Patients with early-stage low rectal tumours, without any adverse features, amenable to local excision or transanal endoscopic microsurgery should undergo the procedure without neoadjuvant treatment. If histopathology confirms the full excision and initial low risk preoperative staging, there is no indication for further treatment, and this approach provides excellent oncological and functional outcomes. However, when high risk features are present, such as third submucosal layer (sm3) invasion, positive margin, grade 3, lymphovascular invasion, tumour budding or mucinous subtype, and in cases of pT2 tumours, local resection alone is not sufficient. Local and/or regional recurrences can be seen in as much as 20% of cases [
11]. The standard treatment for completion is radical resection, and since the tumours are low, in the majority of cases it results in a permanent stoma. In the context of organ preservation, only few studies have included patients with early-stage tumours. Habr-Gama et al. did a retrospective study assessing the outcomes of a W&W strategy on patients with cT2N0 rectal adenocarcinoma, less than 7 cm from the anal verge, following two different regimen of nCRT [
12•]. Patients in the ‘extended’ CRT group (54Gy of radiation and 6 cycles of 5-fluorouracil (5FU)-based chemotherapy) were more likely to achieve a cCR compared to the standard group (50.4 Gy and 2 cycles of 5FU-based chemotherapy) (85.7 vs 56.6%,
p < 0.001). As mentioned above, in the initial study by Habr-Gama [
10], the rate of cCR was 26.8% for the entire cohort, which comprised T3 tumours in 69% of cases. Therefore, achieving a rate of cCR of 85%, or even 56% with a standard regimen of nCRT, is impressive and suggests the potential of early tumours for W&W. Similarly, an Italian group of investigators have cumulated several years of experience in organ preservation in early-stage low rectal cancers. They have reported in 2012 the results of a prospective randomised clinical trial comparing endoluminal locoregional resection (ELRR) with laparoscopic total mesorectal excision (TME) for early-stage cancers following nCRT [
13]. Eligible patients had clinically staged T2N0M0 disease (staging modalities including endorectal ultrasonography, sigmoidoscopy with biopsies, pelvic MRI and whole-body CT), located within 6 cm of the anal verge, grade 1 or 2 tumours with a diameter of less than 3 cm.

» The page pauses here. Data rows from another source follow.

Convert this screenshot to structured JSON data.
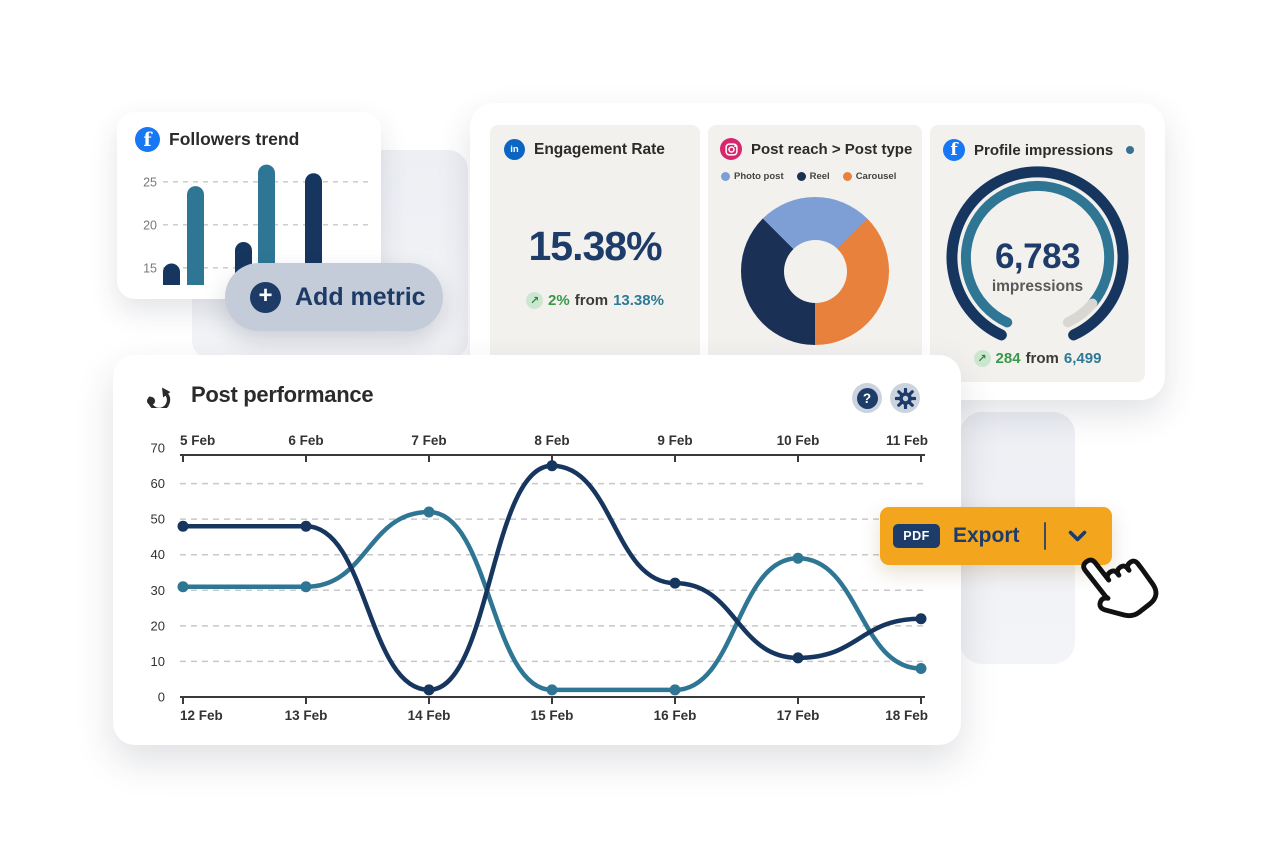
{
  "colors": {
    "navy": "#17365f",
    "teal": "#2f7695",
    "light_blue": "#7e9ed6",
    "orange": "#e8813c",
    "donut_navy": "#1b3055",
    "green": "#379a47",
    "teal_text": "#2e7a96",
    "export_orange": "#f3a51d",
    "pill_gray": "#c3ccd8",
    "card_bg": "#f2f1ee",
    "grid": "#c8c8c8",
    "axis": "#3a3a3a",
    "facebook_blue": "#1877f2",
    "linkedin_blue": "#0a66c2",
    "instagram_pink": "#d6276f"
  },
  "followers_card": {
    "title": "Followers trend",
    "chart_data": {
      "type": "bar",
      "yticks": [
        25,
        20,
        15
      ],
      "values": [
        15.5,
        24.5,
        18,
        27,
        26
      ],
      "bar_colors": [
        "navy",
        "teal",
        "navy",
        "teal",
        "navy"
      ],
      "baseline_value": 13,
      "grid": "dashed-horizontal"
    }
  },
  "add_metric": {
    "label": "Add metric",
    "plus": "+"
  },
  "engagement": {
    "title": "Engagement Rate",
    "value": "15.38%",
    "change": {
      "arrow": "↗",
      "delta": "2%",
      "from_label": "from",
      "previous": "13.38%"
    }
  },
  "post_reach": {
    "title": "Post reach > Post type",
    "chart_data": {
      "type": "pie",
      "donut": true,
      "rotation_deg": -45,
      "conic_order": [
        0,
        2,
        1
      ],
      "slices": [
        {
          "label": "Photo post",
          "value": 25,
          "color": "#7e9ed6"
        },
        {
          "label": "Reel",
          "value": 37.5,
          "color": "#1b3055"
        },
        {
          "label": "Carousel",
          "value": 37.5,
          "color": "#e8813c"
        }
      ]
    }
  },
  "impressions": {
    "title": "Profile impressions",
    "value": "6,783",
    "unit": "impressions",
    "change": {
      "arrow": "↗",
      "delta": "284",
      "from_label": "from",
      "previous": "6,499"
    },
    "chart_data": {
      "type": "gauge",
      "value": 6783,
      "previous": 6499
    }
  },
  "post_performance": {
    "title": "Post performance",
    "chart_data": {
      "type": "line",
      "ylim": [
        0,
        70
      ],
      "yticks": [
        70,
        60,
        50,
        40,
        30,
        20,
        10,
        0
      ],
      "x_top_labels": [
        "5 Feb",
        "6 Feb",
        "7 Feb",
        "8 Feb",
        "9 Feb",
        "10 Feb",
        "11 Feb"
      ],
      "x_bottom_labels": [
        "12 Feb",
        "13 Feb",
        "14 Feb",
        "15 Feb",
        "16 Feb",
        "17 Feb",
        "18 Feb"
      ],
      "grid": "dashed-horizontal",
      "legend_position": "none",
      "series": [
        {
          "name": "teal-series",
          "color": "#2f7695",
          "values": [
            31,
            31,
            52,
            2,
            2,
            39,
            8
          ]
        },
        {
          "name": "navy-series",
          "color": "#17365f",
          "values": [
            48,
            48,
            2,
            65,
            32,
            11,
            22
          ]
        }
      ]
    }
  },
  "export_button": {
    "badge": "PDF",
    "label": "Export"
  }
}
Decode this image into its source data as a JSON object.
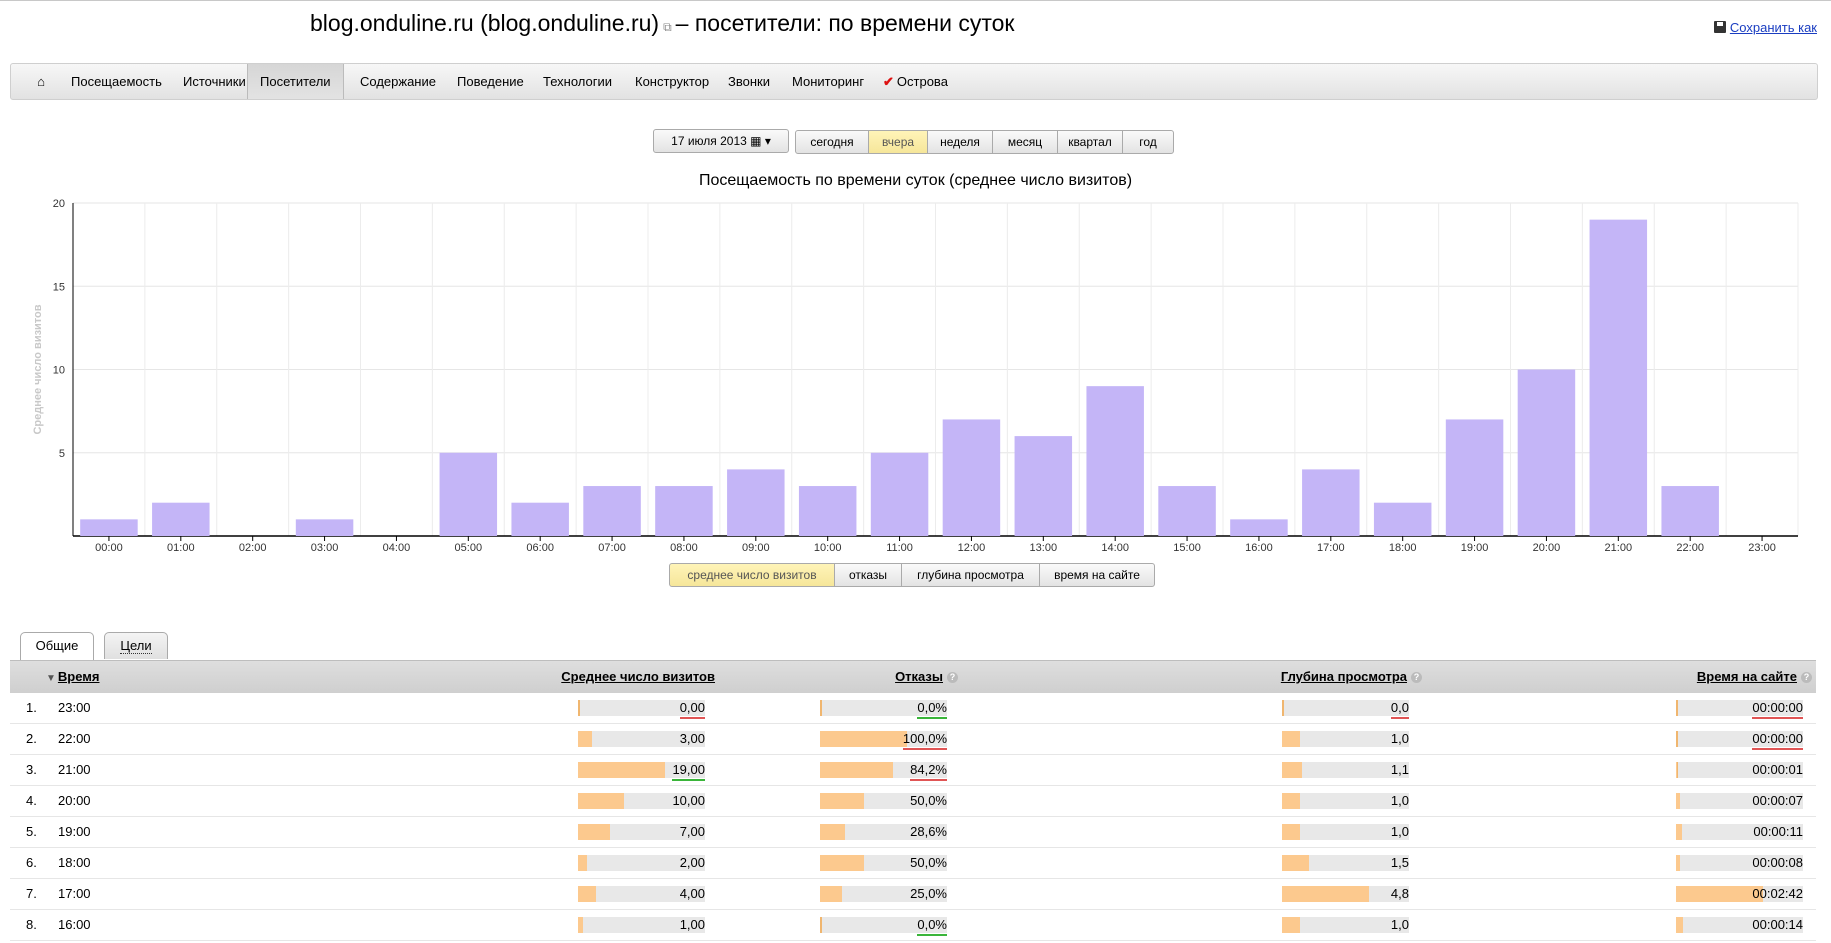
{
  "header": {
    "title_site": "blog.onduline.ru (blog.onduline.ru)",
    "title_rest": "– посетители: по времени суток",
    "save_label": "Сохранить как"
  },
  "menu": {
    "items": [
      {
        "label": "Посещаемость"
      },
      {
        "label": "Источники"
      },
      {
        "label": "Посетители",
        "active": true
      },
      {
        "label": "Содержание"
      },
      {
        "label": "Поведение"
      },
      {
        "label": "Технологии"
      },
      {
        "label": "Конструктор"
      },
      {
        "label": "Звонки"
      },
      {
        "label": "Мониторинг"
      },
      {
        "label": "Острова"
      }
    ]
  },
  "period": {
    "date": "17 июля 2013",
    "options": [
      "сегодня",
      "вчера",
      "неделя",
      "месяц",
      "квартал",
      "год"
    ],
    "selected": "вчера"
  },
  "metric_switch": {
    "options": [
      "среднее число визитов",
      "отказы",
      "глубина просмотра",
      "время на сайте"
    ],
    "selected": "среднее число визитов"
  },
  "chart_data": {
    "type": "bar",
    "title": "Посещаемость по времени суток (среднее число визитов)",
    "ylabel": "Среднее число визитов",
    "xlabel": "",
    "categories": [
      "00:00",
      "01:00",
      "02:00",
      "03:00",
      "04:00",
      "05:00",
      "06:00",
      "07:00",
      "08:00",
      "09:00",
      "10:00",
      "11:00",
      "12:00",
      "13:00",
      "14:00",
      "15:00",
      "16:00",
      "17:00",
      "18:00",
      "19:00",
      "20:00",
      "21:00",
      "22:00",
      "23:00"
    ],
    "values": [
      1,
      2,
      0,
      1,
      0,
      5,
      2,
      3,
      3,
      4,
      3,
      5,
      7,
      6,
      9,
      3,
      1,
      4,
      2,
      7,
      10,
      19,
      3,
      0
    ],
    "ylim": [
      0,
      20
    ],
    "yticks": [
      5,
      10,
      15,
      20
    ],
    "bar_color": "#c4b5f7",
    "grid": true
  },
  "tabs": [
    {
      "label": "Общие",
      "active": true
    },
    {
      "label": "Цели"
    }
  ],
  "table": {
    "headers": {
      "time": "Время",
      "visits": "Среднее число визитов",
      "bounce": "Отказы",
      "depth": "Глубина просмотра",
      "duration": "Время на сайте"
    },
    "rows": [
      {
        "n": "1.",
        "time": "23:00",
        "visits": "0,00",
        "v_frac": 0.0,
        "bounce": "0,0%",
        "b_frac": 0.0,
        "depth": "0,0",
        "d_frac": 0.0,
        "duration": "00:00:00",
        "t_frac": 0.0
      },
      {
        "n": "2.",
        "time": "22:00",
        "visits": "3,00",
        "v_frac": 0.158,
        "bounce": "100,0%",
        "b_frac": 1.0,
        "depth": "1,0",
        "d_frac": 0.208,
        "duration": "00:00:00",
        "t_frac": 0.0
      },
      {
        "n": "3.",
        "time": "21:00",
        "visits": "19,00",
        "v_frac": 1.0,
        "bounce": "84,2%",
        "b_frac": 0.842,
        "depth": "1,1",
        "d_frac": 0.229,
        "duration": "00:00:01",
        "t_frac": 0.006
      },
      {
        "n": "4.",
        "time": "20:00",
        "visits": "10,00",
        "v_frac": 0.526,
        "bounce": "50,0%",
        "b_frac": 0.5,
        "depth": "1,0",
        "d_frac": 0.208,
        "duration": "00:00:07",
        "t_frac": 0.043
      },
      {
        "n": "5.",
        "time": "19:00",
        "visits": "7,00",
        "v_frac": 0.368,
        "bounce": "28,6%",
        "b_frac": 0.286,
        "depth": "1,0",
        "d_frac": 0.208,
        "duration": "00:00:11",
        "t_frac": 0.068
      },
      {
        "n": "6.",
        "time": "18:00",
        "visits": "2,00",
        "v_frac": 0.105,
        "bounce": "50,0%",
        "b_frac": 0.5,
        "depth": "1,5",
        "d_frac": 0.313,
        "duration": "00:00:08",
        "t_frac": 0.049
      },
      {
        "n": "7.",
        "time": "17:00",
        "visits": "4,00",
        "v_frac": 0.211,
        "bounce": "25,0%",
        "b_frac": 0.25,
        "depth": "4,8",
        "d_frac": 1.0,
        "duration": "00:02:42",
        "t_frac": 1.0
      },
      {
        "n": "8.",
        "time": "16:00",
        "visits": "1,00",
        "v_frac": 0.053,
        "bounce": "0,0%",
        "b_frac": 0.0,
        "depth": "1,0",
        "d_frac": 0.208,
        "duration": "00:00:14",
        "t_frac": 0.086
      }
    ]
  }
}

Patients with lymphovascular or perineural invasion were excluded. The patients in the study received upfront nCRT (50.4 Gy in 5 weeks with concomitant 5FU), had restaging investigations 6 weeks after treatment and were then randomised between ELRR and TME. With a median follow-up of 9.6 years, there was no statistically significant difference between the two groups with regards to locoregional recurrences, rate of distant metastases, cancer-specific survival, disease-free survival and overall survival. The rate of pCR with nCRT was approximately 27% (28% in ELRR group, 26% in TME group). Other studies investigated local excision following nCRT in early-stage low rectal cancer and reported higher rates of pCR (49–59%) [
14•,
15,
16]. All these studies provide interesting data in favour of nCRT followed by surveillance or local resection in patients with early-stage low cancers, suggesting that these patients might actually be ideal candidates for organ preservation. However, they involve a relatively small number of patients. The STAR-TREC trial (NCT02945566) is ongoing and should help clarify the question. Although promising, this subject raises an ethical issue. Unless there is a threatened surgical resection margin, which is considered as a high risk feature, patients with early-stage rectal cancer are not typically considered for neoadjuvant treatment. Offering upfront CRT to these patients, the decision based purely on clinical staging, is risky. At our institution, the initial staging of early low rectal cancer includes a high-resolution pelvic MRI amongst other standard investigations. The results are discussed in our weekly multidisciplinary meeting where images are reviewed and management options discussed. When the CRM is clear and the tumour amenable to local resection, we tend to favour this approach as first-line intervention and rediscuss the case with the final histopathology report. It has the advantage of providing accurate pathological staging on which to base future management decisions. When further treatment is recommended, we favour discussion with the patients regarding completion radical surgery versus CRT in an attempt at organ preservation with close imaging and clinical surveillance, knowing that the latter is not yet standard. Although we have reported previously on the good oncological outcomes of patients who decline surgery and undergo adjuvant CRT [
17], we prefer, if available, participation in research trials.